Psychiatric screenings in 2021 are up 25,000 compared to 2019, according to the National Center for Public Health and Analysis (NCPHA). Neurology consultations have also increased dramatically, by 230,000. The demand for tranquilizers has grown, with sales of antidepressants jumping 7%. There were 150% more calls for help to hotlines for victims of domestic violence.

One-third of all patients with severe depression have treatment-resistant depression that is not responding to current antidepressants, the experts said. These patients have a 50% increased risk of cardiovascular disease, a 29% increased risk of malignancy, an increased risk of suicide, and a 38-50% decreased quality of life.

And yet, despite the high incidence, after receiving inpatient treatment, Bulgarian patients cannot be referred for aftercare, as it is not provided by the state. Outside inpatient treatment in the 12 state psychiatric hospitals, only private psychiatric services are offered. At the same time, of the nearly 500 psychiatrists in the country, only 1% have a private practice, making it extremely difficult for patients to reach them.

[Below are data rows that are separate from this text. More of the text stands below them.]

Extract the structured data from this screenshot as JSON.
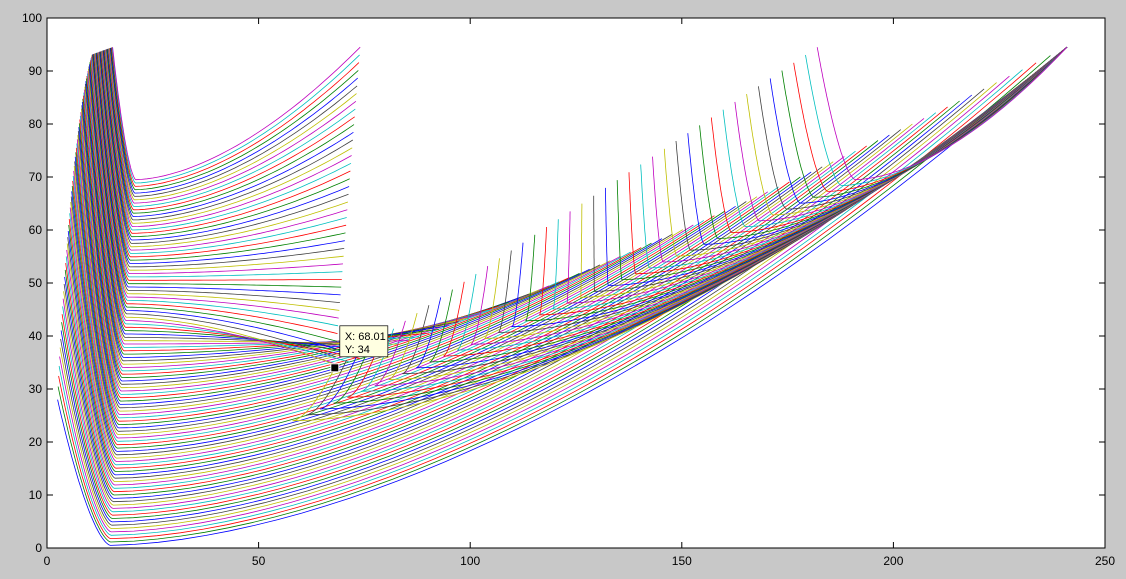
{
  "colors": {
    "figure_background": "#c8c8c8",
    "axes_background": "#ffffff",
    "axes_color": "#000000",
    "series_color_order": [
      "#0000ff",
      "#008000",
      "#ff0000",
      "#00bfbf",
      "#bf00bf",
      "#bfbf00",
      "#404040"
    ]
  },
  "chart_data": {
    "type": "line",
    "title": "",
    "xlabel": "",
    "ylabel": "",
    "xlim": [
      0,
      250
    ],
    "ylim": [
      0,
      100
    ],
    "xticks": [
      0,
      50,
      100,
      150,
      200,
      250
    ],
    "yticks": [
      0,
      10,
      20,
      30,
      40,
      50,
      60,
      70,
      80,
      90,
      100
    ],
    "xtick_labels": [
      "0",
      "50",
      "100",
      "150",
      "200",
      "250"
    ],
    "ytick_labels": [
      "0",
      "10",
      "20",
      "30",
      "40",
      "50",
      "60",
      "70",
      "80",
      "90",
      "100"
    ],
    "grid": false,
    "legend": false,
    "families": [
      {
        "description_free": true,
        "count": 110,
        "vertex_start": [
          15,
          0.5
        ],
        "vertex_end": [
          21,
          69.5
        ],
        "min_y_start": 0.5,
        "min_y_end": 69.5,
        "right_end_start": [
          241,
          94.5
        ],
        "right_end_end": [
          74,
          94.5
        ],
        "left_end_start": [
          2.5,
          94.5
        ],
        "left_end_end": [
          15.5,
          94.5
        ]
      },
      {
        "description_free": true,
        "count": 42,
        "vertex_start": [
          58,
          24
        ],
        "vertex_end": [
          191,
          69.5
        ],
        "right_end": [
          241,
          94.5
        ],
        "left_end_start": [
          68,
          34
        ],
        "left_end_end": [
          182,
          94.5
        ]
      }
    ],
    "datatip": {
      "x": 68.01,
      "y": 34,
      "x_text": "X: 68.01",
      "y_text": "Y: 34"
    }
  }
}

Medical and social care in Bulgaria are separate and there is no working system to objectively assess the condition of people with mental illness and their needs, the head of the Psychiatry Clinic at the Alexandrovska University Hospital explained.

"Over the years, mental health in our country has been neglected. This is my observation from the last years and when I am asked what needs to change, I answer that there is no one solution, the problems are complex, but it is high time to help both people with mental health problems and those who care for them", said Prof. Dr. Milanova in an interview for BNR on the occasion of the World Mental Health Day.